2016-03-31 Thread b7.10110111 at gmail dot com
https://gcc.gnu.org/bugzilla/show_bug.cgi?id=70467

--- Comment #4 from Ruslan  ---
(In reply to Jakub Jelinek from comment #3)
> ...
> nothing there is able to optimize & -1 (and similarly | or ^ 0, or & 0, or |
> -1).

Just a note: the same happens for arithmetic operations, not just bitwise. E.g.
if you change `v&=~(1ull<<63)` in the OP to `v+=1ull<<32`, GCC generates `add
dword [esp],0` followed by `adc dword [esp+4],1`.

[Bug rtl-optimization/70467] Useless "and [esp],-1" emitted on AND with uint64_t variable

2016-03-31 Thread jakub at gcc dot gnu.org
https://gcc.gnu.org/bugzilla/show_bug.cgi?id=70467

Jakub Jelinek  changed:

   What|Removed |Added

 Status|RESOLVED|REOPENED
 CC||jakub at gcc dot gnu.org
 Resolution|FIXED   |---

--- Comment #3 from Jakub Jelinek  ---
It is not fixed, try
-m32 -O2 -mno-sse.
I believe the issue is that we expand_binop DImode
op0 == target
(mem/c:DI (plus:SI (reg/f:SI 82 virtual-stack-vars)
(const_int -16 [0xfff0])) [0 MEM[(char *
{ref-all})]+0 S8 A128])
and op1
(const_int 9223372036854775807 [0x7fff])
which then expands this per subwords as two SImode expand_binops, but nothing
there is able to optimize & -1 (and similarly | or ^ 0, or & 0, or | -1).
And, combiner doesn't do anything, because it is a single insn that operates on
memory, so there is nothing to combine together.
So, IMHO expand_binop just should handle the easy cases.  I'll prepare a patch.
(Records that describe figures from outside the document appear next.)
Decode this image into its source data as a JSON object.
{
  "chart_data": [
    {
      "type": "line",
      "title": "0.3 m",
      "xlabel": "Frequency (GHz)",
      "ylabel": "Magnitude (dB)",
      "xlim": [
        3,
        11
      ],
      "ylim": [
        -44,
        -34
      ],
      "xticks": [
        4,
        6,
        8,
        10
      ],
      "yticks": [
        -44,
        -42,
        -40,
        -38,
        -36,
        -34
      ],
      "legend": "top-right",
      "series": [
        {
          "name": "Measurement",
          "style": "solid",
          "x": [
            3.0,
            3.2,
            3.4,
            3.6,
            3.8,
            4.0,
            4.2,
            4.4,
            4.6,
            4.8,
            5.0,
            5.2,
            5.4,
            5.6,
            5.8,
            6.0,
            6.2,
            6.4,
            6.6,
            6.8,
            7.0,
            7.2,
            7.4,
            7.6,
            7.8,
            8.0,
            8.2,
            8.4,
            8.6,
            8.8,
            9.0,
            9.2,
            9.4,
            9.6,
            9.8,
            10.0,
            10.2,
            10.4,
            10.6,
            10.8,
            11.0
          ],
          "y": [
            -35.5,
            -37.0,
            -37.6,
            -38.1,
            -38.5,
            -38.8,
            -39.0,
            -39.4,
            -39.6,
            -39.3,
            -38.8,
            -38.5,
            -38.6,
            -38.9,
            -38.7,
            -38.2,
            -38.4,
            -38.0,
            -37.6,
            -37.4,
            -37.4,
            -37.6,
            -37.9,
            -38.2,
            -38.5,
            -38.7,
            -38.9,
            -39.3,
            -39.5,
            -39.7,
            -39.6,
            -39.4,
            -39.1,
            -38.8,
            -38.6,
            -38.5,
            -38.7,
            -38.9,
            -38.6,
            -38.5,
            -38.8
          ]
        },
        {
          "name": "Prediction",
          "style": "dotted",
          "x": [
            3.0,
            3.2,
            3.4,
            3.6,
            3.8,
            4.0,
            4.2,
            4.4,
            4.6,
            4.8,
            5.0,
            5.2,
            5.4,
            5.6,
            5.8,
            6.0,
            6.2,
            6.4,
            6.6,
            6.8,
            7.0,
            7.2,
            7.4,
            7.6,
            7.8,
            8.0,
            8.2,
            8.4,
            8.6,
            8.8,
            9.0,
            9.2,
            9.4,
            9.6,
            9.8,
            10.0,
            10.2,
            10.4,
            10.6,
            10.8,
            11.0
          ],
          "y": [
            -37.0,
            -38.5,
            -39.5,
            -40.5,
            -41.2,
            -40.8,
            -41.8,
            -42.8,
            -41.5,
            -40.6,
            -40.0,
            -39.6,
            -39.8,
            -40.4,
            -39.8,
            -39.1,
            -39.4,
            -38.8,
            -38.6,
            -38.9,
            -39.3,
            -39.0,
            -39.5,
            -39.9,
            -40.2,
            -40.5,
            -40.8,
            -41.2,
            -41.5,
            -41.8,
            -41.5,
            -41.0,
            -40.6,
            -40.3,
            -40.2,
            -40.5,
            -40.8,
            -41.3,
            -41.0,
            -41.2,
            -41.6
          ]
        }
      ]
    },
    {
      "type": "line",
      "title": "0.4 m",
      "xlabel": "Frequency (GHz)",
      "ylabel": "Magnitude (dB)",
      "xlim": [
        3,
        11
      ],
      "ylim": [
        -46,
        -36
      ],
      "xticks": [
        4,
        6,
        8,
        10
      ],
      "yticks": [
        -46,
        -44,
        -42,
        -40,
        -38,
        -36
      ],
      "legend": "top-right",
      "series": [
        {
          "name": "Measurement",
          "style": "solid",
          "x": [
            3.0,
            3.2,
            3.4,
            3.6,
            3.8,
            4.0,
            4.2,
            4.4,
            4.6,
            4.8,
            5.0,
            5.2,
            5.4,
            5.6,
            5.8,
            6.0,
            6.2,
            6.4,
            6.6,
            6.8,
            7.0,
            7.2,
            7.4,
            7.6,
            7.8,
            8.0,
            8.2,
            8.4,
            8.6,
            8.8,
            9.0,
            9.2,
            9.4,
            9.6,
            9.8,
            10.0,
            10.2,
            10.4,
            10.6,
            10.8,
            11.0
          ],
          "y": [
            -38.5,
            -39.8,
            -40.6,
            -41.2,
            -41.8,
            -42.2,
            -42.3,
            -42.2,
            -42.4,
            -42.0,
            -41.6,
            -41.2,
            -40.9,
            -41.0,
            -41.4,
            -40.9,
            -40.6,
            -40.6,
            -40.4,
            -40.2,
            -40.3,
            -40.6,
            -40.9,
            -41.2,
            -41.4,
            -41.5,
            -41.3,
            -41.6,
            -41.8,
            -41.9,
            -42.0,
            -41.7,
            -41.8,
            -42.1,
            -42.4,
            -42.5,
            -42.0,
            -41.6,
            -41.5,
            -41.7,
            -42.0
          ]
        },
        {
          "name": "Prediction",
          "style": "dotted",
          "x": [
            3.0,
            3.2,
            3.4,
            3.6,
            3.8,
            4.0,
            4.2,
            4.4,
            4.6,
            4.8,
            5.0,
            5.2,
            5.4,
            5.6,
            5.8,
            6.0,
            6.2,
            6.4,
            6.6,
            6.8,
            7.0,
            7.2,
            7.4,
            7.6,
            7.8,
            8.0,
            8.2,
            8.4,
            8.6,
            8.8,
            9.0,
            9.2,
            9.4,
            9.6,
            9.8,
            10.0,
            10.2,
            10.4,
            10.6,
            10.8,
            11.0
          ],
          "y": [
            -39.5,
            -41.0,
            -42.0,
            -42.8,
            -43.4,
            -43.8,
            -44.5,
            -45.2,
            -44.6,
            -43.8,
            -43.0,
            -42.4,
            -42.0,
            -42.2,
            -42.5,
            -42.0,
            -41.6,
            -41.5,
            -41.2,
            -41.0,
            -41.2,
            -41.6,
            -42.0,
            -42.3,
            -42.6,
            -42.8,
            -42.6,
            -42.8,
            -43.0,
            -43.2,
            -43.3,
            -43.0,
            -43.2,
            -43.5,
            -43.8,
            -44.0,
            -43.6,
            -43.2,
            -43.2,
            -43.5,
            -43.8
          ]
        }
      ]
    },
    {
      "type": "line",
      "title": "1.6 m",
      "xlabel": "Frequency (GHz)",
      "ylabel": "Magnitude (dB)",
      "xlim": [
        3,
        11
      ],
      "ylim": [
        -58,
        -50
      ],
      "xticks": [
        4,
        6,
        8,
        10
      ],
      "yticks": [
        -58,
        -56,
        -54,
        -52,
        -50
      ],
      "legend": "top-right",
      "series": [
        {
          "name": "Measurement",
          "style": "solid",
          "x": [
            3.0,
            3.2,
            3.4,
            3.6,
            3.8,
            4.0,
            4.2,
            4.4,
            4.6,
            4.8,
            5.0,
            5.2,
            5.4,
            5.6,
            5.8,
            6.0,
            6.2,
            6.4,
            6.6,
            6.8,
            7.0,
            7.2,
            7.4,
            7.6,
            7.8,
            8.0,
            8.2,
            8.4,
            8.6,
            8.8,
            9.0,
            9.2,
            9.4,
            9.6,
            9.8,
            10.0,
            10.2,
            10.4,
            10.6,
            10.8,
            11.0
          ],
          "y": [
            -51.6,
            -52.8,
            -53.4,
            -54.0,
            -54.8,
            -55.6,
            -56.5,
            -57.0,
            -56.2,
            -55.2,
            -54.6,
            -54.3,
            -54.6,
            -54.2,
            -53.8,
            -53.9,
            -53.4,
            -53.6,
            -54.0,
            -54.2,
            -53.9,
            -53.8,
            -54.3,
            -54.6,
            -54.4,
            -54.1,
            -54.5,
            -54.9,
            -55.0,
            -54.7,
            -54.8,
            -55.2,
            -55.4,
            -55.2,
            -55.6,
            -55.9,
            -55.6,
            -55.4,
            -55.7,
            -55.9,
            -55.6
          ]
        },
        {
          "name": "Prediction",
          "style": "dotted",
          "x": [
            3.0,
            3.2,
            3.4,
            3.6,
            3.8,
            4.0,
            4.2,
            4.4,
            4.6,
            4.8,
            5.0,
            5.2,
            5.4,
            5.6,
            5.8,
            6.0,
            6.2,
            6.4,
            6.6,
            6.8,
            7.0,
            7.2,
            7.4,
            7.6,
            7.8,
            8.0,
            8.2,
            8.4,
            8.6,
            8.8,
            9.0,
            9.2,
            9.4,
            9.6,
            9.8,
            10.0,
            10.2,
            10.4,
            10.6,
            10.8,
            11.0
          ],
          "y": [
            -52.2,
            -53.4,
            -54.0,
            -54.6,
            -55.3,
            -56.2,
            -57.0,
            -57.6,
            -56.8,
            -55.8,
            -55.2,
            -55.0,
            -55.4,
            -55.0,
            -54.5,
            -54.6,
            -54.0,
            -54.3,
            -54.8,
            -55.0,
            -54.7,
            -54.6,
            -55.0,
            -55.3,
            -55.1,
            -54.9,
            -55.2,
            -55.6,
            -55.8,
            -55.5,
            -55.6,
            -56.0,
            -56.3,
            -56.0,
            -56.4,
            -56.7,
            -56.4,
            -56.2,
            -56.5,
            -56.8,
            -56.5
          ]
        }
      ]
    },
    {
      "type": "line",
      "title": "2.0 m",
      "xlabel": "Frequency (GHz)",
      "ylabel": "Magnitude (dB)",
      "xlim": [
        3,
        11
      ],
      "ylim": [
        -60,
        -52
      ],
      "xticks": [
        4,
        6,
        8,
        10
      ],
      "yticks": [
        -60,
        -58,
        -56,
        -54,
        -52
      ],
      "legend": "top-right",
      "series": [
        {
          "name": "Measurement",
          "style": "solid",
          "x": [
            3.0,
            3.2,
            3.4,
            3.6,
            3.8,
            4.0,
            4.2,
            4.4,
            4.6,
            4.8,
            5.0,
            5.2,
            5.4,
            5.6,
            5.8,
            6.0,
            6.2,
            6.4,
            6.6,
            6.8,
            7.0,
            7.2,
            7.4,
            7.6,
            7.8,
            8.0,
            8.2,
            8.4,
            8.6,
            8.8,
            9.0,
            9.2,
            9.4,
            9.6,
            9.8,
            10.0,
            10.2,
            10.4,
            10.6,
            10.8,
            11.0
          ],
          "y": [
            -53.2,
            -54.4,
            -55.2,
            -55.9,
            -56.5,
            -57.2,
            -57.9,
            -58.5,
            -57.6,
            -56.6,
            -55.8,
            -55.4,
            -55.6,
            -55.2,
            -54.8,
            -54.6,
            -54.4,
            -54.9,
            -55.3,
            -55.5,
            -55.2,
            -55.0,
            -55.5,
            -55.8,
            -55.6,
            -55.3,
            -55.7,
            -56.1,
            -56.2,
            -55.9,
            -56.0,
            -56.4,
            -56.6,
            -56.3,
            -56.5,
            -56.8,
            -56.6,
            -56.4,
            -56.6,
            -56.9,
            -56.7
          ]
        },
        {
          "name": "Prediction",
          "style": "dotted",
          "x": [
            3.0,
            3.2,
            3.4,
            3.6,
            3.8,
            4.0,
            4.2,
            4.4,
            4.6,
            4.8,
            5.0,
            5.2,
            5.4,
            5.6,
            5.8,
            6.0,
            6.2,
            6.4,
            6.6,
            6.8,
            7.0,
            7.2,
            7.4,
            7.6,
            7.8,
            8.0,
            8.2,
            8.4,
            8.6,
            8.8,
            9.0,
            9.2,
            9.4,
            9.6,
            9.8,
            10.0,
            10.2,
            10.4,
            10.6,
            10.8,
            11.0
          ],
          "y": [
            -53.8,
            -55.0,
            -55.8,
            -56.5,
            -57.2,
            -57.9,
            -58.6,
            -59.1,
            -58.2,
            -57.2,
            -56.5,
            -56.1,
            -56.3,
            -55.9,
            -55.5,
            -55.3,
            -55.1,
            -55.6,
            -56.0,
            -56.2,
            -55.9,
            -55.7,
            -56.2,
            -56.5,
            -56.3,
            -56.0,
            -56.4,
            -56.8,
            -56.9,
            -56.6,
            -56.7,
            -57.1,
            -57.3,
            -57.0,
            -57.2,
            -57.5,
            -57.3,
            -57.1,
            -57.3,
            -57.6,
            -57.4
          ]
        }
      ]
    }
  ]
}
[Bug rtl-optimization/70467] Useless "and [esp],-1" emitted on AND with uint64_t variable

2016-03-31 Thread rguenth at gcc dot gnu.org
https://gcc.gnu.org/bugzilla/show_bug.cgi?id=70467

Richard Biener  changed:

   What|Removed |Added

 Status|NEW |RESOLVED
  Known to work||6.0
 Resolution|--- |FIXED

--- Comment #2 from Richard Biener  ---
Fixed in GCC 6 btw:

doStuff:
.LFB15:
.cfi_startproc
subl$28, %esp
.cfi_def_cfa_offset 32
calltest
fstpt   (%esp)
andl$2147483647, 4(%esp)
fldt(%esp)
addl$28, %esp
.cfi_def_cfa_offset 4
ret

[Bug rtl-optimization/70467] Useless "and [esp],-1" emitted on AND with uint64_t variable

2016-03-31 Thread rguenth at gcc dot gnu.org
https://gcc.gnu.org/bugzilla/show_bug.cgi?id=70467

Richard Biener  changed:

   What|Removed |Added

   Keywords||missed-optimization
 Target||i?86-*-*
 Status|UNCONFIRMED |NEW
   Last reconfirmed||2016-03-31
 Ever confirmed|0   |1

--- Comment #1 from Richard Biener  ---
can't reproduce with sth simpler.  But confirmed, with plain -O2 -m32. 
Probably
to do with splitting wide types (or not doing that in this case).